In tax accounting, the cost of surplus fixed assets is included in non-operating income, while shortages of fixed assets are considered non-operating expenses. The shortfall contributed by the culprit is reflected as non-operating income.

When writing off the shortage, it is necessary to restore the VAT on the fixed asset, since the object is not in production. Input VAT is restored in accordance with the amount of the residual value.

Source

2021 Federal Accounting Standards for Public Sector Organizations

The standard introduces a new concept of “fair value”. It corresponds to the price at which ownership of the asset is transferred between independent parties to the transaction. Accounting items that need to be measured at fair value, and the cases in which it is used, will be established in the standards dedicated to these items.

According to the program, ten standards must be in effect from January 1, 2021. However, the entry into force of three of them was planned to be postponed from 2021 to 2021: the Russian Ministry of Finance prepared a draft order to introduce appropriate changes to the program.

A fixed asset is not an asset: how to account for it according to FAS

To approve the write-off to the completed act on the write-off of non-financial assets f. 0504104, signed by the commission on receipt and disposal of assets, attach the necessary package of documents and transfer them to the founder.

Please note: previously the statement of discrepancies based on inventory results f. 0504092 was filled out only if surpluses and shortages were detected. From 2021, it must be filled out if, during the inventory, the commission identified fixed assets that do not meet the conditions of the asset.

Accounting entries for fixed assets in budgetary organizations

Fixed assets are recorded in accounting registers at their original cost. It includes the costs of purchasing and constructing facilities, consulting services, delivery and other costs required to bring the facility into a state of readiness for operation, taking into account the VAT charged. Accounting in budget accounting accounts is carried out in rubles and kopecks.

Example. The budgetary institution paid for and purchased equipment worth 236,000 rubles from budget funding. (of which 36,000 rubles are VAT) Delivery costs incurred by the transport organization amounted to 11,800 rubles. (VAT – 1800 rub.). The equipment has been put into operation.

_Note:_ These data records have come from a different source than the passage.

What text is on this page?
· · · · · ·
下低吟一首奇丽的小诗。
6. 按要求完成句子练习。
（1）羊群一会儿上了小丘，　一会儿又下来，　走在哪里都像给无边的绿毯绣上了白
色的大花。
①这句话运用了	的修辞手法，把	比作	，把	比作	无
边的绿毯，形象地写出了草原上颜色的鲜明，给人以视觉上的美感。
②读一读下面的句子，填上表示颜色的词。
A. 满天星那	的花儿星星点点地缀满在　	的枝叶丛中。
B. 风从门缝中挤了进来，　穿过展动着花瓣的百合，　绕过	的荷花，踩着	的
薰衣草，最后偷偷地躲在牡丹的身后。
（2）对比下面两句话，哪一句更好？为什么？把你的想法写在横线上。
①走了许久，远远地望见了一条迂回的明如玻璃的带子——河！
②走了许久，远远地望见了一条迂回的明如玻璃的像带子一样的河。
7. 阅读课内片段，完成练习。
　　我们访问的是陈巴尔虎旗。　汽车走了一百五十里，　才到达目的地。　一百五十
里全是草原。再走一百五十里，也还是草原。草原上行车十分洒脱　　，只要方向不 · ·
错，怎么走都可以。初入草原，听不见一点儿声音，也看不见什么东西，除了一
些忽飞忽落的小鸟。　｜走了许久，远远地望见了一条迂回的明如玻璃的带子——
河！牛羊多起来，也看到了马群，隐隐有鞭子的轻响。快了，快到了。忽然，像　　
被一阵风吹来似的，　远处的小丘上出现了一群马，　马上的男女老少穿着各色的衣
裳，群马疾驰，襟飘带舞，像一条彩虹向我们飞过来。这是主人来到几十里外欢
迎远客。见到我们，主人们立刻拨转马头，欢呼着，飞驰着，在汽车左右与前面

Inventory form 2021 in a budgetary institution changes

Changes in accounting from January 1, 2021 affected the rules for recording transactions aimed at attracting resources by non-credit financial institutions. The adjustments were reinforced by updated industry standard text. The essence of the changes is that now non-credit financial organizations are allowed not to include non-essential other costs in the base for calculating the effective interest rate. These expenses can be recognized at a time as a component of commission expenses (Instruction of the Bank of Russia dated August 14, 2021 No. 4495-U).

We recommend reading: How to fill out Form 14001 if there is an error in the address

Every year, before the annual reporting, carry out a mandatory inventory of all accounting items, including those on the off-balance sheet. Do this between October 1st and December 31st. An audit is needed to confirm the accuracy of the annual reporting data. Inventory is also required when an institution:

Inventory in a budgetary institution in 2021 with new standards

In 2021, almost all existing budget accounting instructions were adjusted. Officials have once again adjusted the procedure for generating budget classification codes to reflect income and expense transactions. Innovations also affected the current Unified Chart of Accounts. Since January 2021, new accounting accounts have been added to the UPS, the names of some old ones have been changed, and some have been completely excluded.

Before carrying out an inventory in a budgetary institution, it is necessary to decide on the objects that will be subject to inspection. In this case, the audit can be complete (absolutely all assets of the organization are rewritten and counted) or selective (a specific area of ​​accounting is analyzed).